There are more than 30 interactive data analysis and visualization tools, including genome assembly, genome annotation, and phylogenetic tree analysis. There are several comparative genomic tools like sequence alignment and several new tools including a 3D protein structure viewer that offers a three-dimensional rendering of a protein that you can rotate and color-code.
Not only is the BV-BRC free, but researchers are also given free storage for their data and private workspaces where they can do their comparative analyses. They can share their results with others, generate reports and figures for publications, and ask questions through the site’s help desk.
Spreading the Word
Kenyon, Wattam, and their team at the Biocomplexity Institute have been working on the project for more than 15 years, helping develop and maintain the database (at the time, the PATRIC site, and now, the BV-BRC), building new analytic tools, and training users.
A significant part of the UVA team’s work has been reaching out to the scientific community and training researchers on what these sites can offer them.
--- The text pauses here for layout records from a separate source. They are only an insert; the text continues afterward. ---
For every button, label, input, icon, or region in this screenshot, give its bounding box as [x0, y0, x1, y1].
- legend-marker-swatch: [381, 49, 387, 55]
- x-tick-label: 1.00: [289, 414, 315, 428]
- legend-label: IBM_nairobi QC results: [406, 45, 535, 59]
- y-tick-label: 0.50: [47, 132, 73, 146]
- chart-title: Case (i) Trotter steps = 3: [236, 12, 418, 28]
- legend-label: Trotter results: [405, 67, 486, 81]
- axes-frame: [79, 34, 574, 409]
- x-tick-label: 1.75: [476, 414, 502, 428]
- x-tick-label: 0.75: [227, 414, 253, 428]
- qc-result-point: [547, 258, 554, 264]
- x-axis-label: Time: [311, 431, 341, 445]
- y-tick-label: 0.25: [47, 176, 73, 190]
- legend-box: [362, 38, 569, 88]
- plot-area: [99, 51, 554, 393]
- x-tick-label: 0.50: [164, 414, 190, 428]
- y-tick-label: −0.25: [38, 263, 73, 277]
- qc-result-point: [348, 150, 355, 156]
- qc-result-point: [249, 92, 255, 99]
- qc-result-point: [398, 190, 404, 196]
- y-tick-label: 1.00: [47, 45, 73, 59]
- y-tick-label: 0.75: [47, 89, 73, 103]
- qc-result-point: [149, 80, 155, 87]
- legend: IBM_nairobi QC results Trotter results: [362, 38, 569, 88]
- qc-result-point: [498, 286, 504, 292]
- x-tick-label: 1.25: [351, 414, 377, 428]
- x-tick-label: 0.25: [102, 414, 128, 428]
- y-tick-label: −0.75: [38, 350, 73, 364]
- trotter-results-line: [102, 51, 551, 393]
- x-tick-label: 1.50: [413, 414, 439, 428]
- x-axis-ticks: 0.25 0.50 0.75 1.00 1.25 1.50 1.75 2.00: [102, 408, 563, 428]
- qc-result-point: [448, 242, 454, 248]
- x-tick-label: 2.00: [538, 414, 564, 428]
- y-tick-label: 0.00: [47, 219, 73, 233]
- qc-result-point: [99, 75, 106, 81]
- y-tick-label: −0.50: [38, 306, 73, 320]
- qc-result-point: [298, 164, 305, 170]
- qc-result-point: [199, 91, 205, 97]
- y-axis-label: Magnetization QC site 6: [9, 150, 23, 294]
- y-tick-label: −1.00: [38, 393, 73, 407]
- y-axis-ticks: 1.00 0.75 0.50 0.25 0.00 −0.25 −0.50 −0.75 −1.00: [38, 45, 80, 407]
Up until a few months ago, they were training users on the legacy sites, but now they are helping existing users migrate over to the BV-BRC site as well as recruiting new users.
“We’re helping them understand how to use it—with all this data and the mixture of bacterial and viral data and we have 30 or more analysis tools, some of which are quite complex—to understand how those things work and how you can use them and how you can use them in your research,” Kenyon said. “People don’t want to use the site just to use the site; they have a research question in mind. How do I use this tool, this website, to answer my real question? So it’s helping people transform their research questions into analysis and then helping them interpret what the resource or the website is telling them.”
PATRIC, IRD, and ViPR are used extensively by the research community with about 32,000 registered users combined—those who have created free accounts and logged in. Last year, users ran roughly 30,000 analysis jobs a month using the research pipelines provided by these systems. While there are only a few thousand currently using the new BV-BRC site, the outreach effort is ramping up with announcements on the existing sites, notifications sent to users, social media posts, and quick-start videos on how to search and filter data and submit and review the results of analysis jobs.
Wattam teaches an online training course for the website and holds workshops and webinars. During those sessions, she has seen how researchers tend to pull down different pipelines to run their data and then struggle to interpret the results. Many are amazed when she shows them how, with the BV-BRC, they can do their analysis in one place—for free.
With the BV-BRC, there is no need to spend weeks or months manually analyzing data.
“When we did the first genome annotation, before we had pipelines, we were able to annotate a genome and it took six months—and that was with a team of people working on it,” Wattam said. Now—with the BV-BRC—“you can do it in minutes.”